Hanna Eshel

HANNA ESHEL (1926 - 2023) was a multi-disciplinary artist who began her studies at the Bezalel School of Art and served as Lieutenant of Cartography in the Israeli Air Force during the 1948 War of Independence. Eshel moved to Paris in 1952, completing advanced studies in painting and fresco at the Academic de la Grande Chaumiere and the Ecole des Beaux-Arts, where she was awarded the first prize in the Concours de France. It was during her twenty-year period in France that she created the majority of her oil paintings, paper collages, and burlap collage-paintings. During this period, she began to incorporate what could later be described as strongly feminist imagery into her work, nearly a decade before feminist art had surfaced in Europe and the United States.

As Eshel’s art grew more and more three-dimensional (many of her burlap collage-paintings contain clefts, fissures, and holes, some of which are actually double-sided works) she began to experiment with other sculpting media. Her search for a “material with soul” brought her to Carrara, Italy. A proposed two-month sojourn turned into six years—a prolific time during which she created an enormous collection of sculptural works. She learned to work with marble as the only woman member of a group of sculptors at Atelier Nicoli, where she received the Fiori Carrara prize, and through whom she met artists like Isamu Noguchi and Henry Moore.

In 1978, Eshel moved to New York City with her entire body of work and 20,000 pounds of marble, much of which had to be lifted by crane through a window of her sixth-floor NoHo loft. While in Paris, Eshel had shown notably often for a woman at the time. However, she came to find the New York art scene frustrating, and, with the exception of a few shows, she lost the desire to promote her art. Instead, Eshel spent the next thirty years quietly and devotedly sculpting, painting, photographing, and collaging inside the loft. Drawing inspiration from art history and ancient civilizations, Eshel’s art was out of step with current trends; rather, it spoke to something much more universal, through strong, elemental forms and meticulous breaks and textures.

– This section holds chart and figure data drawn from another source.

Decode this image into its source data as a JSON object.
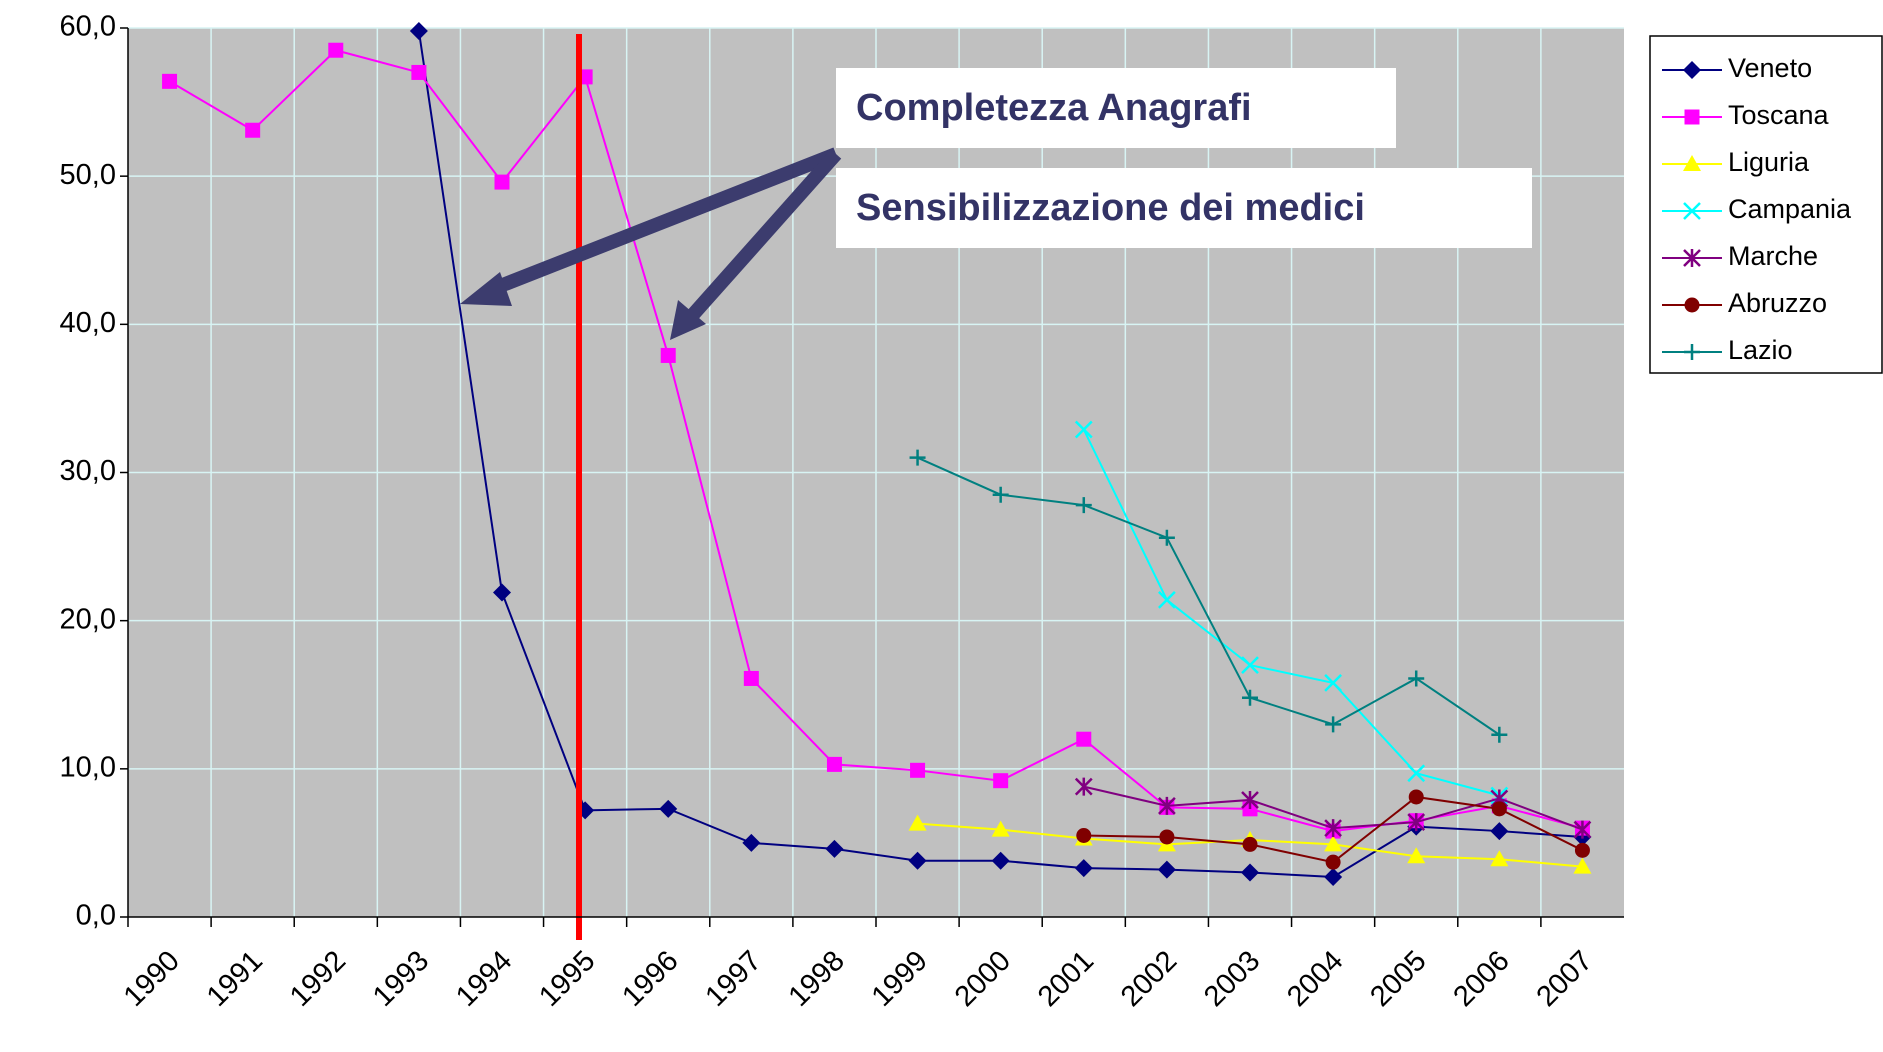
{
  "chart_data": {
    "type": "line",
    "categories": [
      "1990",
      "1991",
      "1992",
      "1993",
      "1994",
      "1995",
      "1996",
      "1997",
      "1998",
      "1999",
      "2000",
      "2001",
      "2002",
      "2003",
      "2004",
      "2005",
      "2006",
      "2007"
    ],
    "series": [
      {
        "name": "Veneto",
        "color": "#000080",
        "marker": "diamond",
        "values": [
          null,
          null,
          null,
          59.8,
          21.9,
          7.2,
          7.3,
          5.0,
          4.6,
          3.8,
          3.8,
          3.3,
          3.2,
          3.0,
          2.7,
          6.1,
          5.8,
          5.4
        ]
      },
      {
        "name": "Toscana",
        "color": "#ff00ff",
        "marker": "square",
        "values": [
          56.4,
          53.1,
          58.5,
          57.0,
          49.6,
          56.7,
          37.9,
          16.1,
          10.3,
          9.9,
          9.2,
          12.0,
          7.4,
          7.3,
          5.8,
          6.5,
          7.5,
          6.0
        ]
      },
      {
        "name": "Liguria",
        "color": "#ffff00",
        "marker": "triangle",
        "values": [
          null,
          null,
          null,
          null,
          null,
          null,
          null,
          null,
          null,
          6.3,
          5.9,
          5.3,
          4.9,
          5.2,
          4.9,
          4.1,
          3.9,
          3.4
        ]
      },
      {
        "name": "Campania",
        "color": "#00ffff",
        "marker": "x",
        "values": [
          null,
          null,
          null,
          null,
          null,
          null,
          null,
          null,
          null,
          null,
          null,
          32.9,
          21.4,
          17.0,
          15.8,
          9.7,
          8.2,
          null
        ]
      },
      {
        "name": "Marche",
        "color": "#800080",
        "marker": "star",
        "values": [
          null,
          null,
          null,
          null,
          null,
          null,
          null,
          null,
          null,
          null,
          null,
          8.8,
          7.5,
          7.9,
          6.0,
          6.4,
          8.0,
          5.9
        ]
      },
      {
        "name": "Abruzzo",
        "color": "#800000",
        "marker": "circle",
        "values": [
          null,
          null,
          null,
          null,
          null,
          null,
          null,
          null,
          null,
          null,
          null,
          5.5,
          5.4,
          4.9,
          3.7,
          8.1,
          7.3,
          4.5
        ]
      },
      {
        "name": "Lazio",
        "color": "#008080",
        "marker": "plus",
        "values": [
          null,
          null,
          null,
          null,
          null,
          null,
          null,
          null,
          null,
          31.0,
          28.5,
          27.8,
          25.6,
          14.8,
          13.0,
          16.1,
          12.3,
          null
        ]
      }
    ],
    "ylim": [
      0,
      60
    ],
    "yticks": [
      {
        "value": 0,
        "label": "0,0"
      },
      {
        "value": 10,
        "label": "10,0"
      },
      {
        "value": 20,
        "label": "20,0"
      },
      {
        "value": 30,
        "label": "30,0"
      },
      {
        "value": 40,
        "label": "40,0"
      },
      {
        "value": 50,
        "label": "50,0"
      },
      {
        "value": 60,
        "label": "60,0"
      }
    ],
    "grid": true,
    "legend": "right",
    "annotations": [
      "Completezza Anagrafi",
      "Sensibilizzazione dei medici"
    ]
  }
}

In 2012, Eshel posted an ad for a roommate on Craigslist. Quinn Luke, an art consultant, answered and discovered the artist’s whole oeuvre cohabiting with minimal furniture and large plants inside her bright white, 2,500-square-foot loft. He quickly introduced her to Patrick Parrish (who now represents the estate), who was amazed to find a complete body of work still in the artist’s studio, virtually untouched, with hundreds of paintings still in the original shipping boxes from her journey from Paris to New York in 1978. A flurry of media attention accompanied her first formal New York solo exhibition at Parrish’s Mondo Cane Gallery, including major stories in The New York Times, 1stdibs Introspective Magazine, and Sight Unseen.